Belton (as Beletun) and Browston (as Brockestuna) are both mentioned in Domesday Book. The population was probably around 50–60 in each of the villages.

During the medieval period, Belton and Browston were agricultural communities, and evidence has indicated that Browston could have been the larger of the two during this time. There is no mention of a church in Belton at the time of Domesday book. The earliest record of the church is in the time of Henry I who ruled from 1100 to 1135. Judging by architectural style, the current church building dates from the 1300s with major restoration work taking place from 1837 Rev Revd Francis Howes and his family. The tower was rebuilt in 1849. Belton continued as a small farming community and in 1858, Belton Station was opened, giving the village a railway link to Great Yarmouth. This helped the local farming industry as Belton became a market gardening centre.

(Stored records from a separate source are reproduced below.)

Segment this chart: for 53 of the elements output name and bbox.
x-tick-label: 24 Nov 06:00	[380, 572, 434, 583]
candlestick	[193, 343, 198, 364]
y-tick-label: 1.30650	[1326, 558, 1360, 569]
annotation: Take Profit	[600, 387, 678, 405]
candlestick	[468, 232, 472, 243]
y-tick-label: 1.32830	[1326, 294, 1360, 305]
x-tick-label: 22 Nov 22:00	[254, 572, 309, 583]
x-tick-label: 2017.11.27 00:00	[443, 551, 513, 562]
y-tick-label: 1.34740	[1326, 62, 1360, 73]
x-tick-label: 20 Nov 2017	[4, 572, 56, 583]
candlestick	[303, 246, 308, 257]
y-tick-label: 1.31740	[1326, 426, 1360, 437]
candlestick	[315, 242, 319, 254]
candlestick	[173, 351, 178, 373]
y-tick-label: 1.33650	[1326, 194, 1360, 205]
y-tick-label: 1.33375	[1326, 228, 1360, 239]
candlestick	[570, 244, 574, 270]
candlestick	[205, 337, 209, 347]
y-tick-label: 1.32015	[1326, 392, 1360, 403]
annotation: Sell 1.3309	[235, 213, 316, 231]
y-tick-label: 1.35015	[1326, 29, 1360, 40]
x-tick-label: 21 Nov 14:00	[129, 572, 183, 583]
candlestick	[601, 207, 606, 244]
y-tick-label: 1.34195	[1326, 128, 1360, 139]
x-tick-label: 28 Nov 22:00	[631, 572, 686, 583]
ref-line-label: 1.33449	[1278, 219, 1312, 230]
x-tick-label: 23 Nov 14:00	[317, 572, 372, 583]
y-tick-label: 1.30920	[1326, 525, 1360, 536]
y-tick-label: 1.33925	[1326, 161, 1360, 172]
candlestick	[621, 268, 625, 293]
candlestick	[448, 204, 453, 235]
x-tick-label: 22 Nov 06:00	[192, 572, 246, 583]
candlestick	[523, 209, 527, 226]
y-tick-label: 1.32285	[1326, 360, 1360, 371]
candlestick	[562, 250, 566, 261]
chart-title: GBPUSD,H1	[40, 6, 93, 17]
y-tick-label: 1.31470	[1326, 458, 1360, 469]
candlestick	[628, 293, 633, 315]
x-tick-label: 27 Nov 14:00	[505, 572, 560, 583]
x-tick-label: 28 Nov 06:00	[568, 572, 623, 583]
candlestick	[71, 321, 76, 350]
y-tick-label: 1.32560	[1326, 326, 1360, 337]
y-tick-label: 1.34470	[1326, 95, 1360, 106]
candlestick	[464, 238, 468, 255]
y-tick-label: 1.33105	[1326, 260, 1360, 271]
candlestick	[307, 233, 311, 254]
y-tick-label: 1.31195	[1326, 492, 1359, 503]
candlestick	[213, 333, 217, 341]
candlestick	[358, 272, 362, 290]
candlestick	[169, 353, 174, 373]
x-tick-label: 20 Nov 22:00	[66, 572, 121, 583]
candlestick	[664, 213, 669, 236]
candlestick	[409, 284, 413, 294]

Belton Common was used by the Suffolk Regiment for military and training purposes during World War I. During World War II the Royal Norfolk Regiment were billeted in the parish. An American B-24 Liberator bomber,Belle of the East crash-landed in the parish. The crew survived the crash and were aided by the villagers; a plaque on the Tavern pub commemorates the incident with a nearby street bearing the name "Belle of the East Way".

After 1950 the population of the village increased greatly, especially during the rapid expansion of the 1970s. On 26 September 1990 the parish was renamed from "Belton" to "Belton with Browston".

==Notable people==
- John Mills, actor. Spent his early years in Belton as his father was the headmaster of the village school. He recalled on Desert Island Discs many years later that his first public performance was in a concert in the village institute organised by his father.
- Jessica-Jane Applegate, paralympic swimmer. A gold postbox close to the Tavern pub in the village recognises her Paralympic Gold in 2012.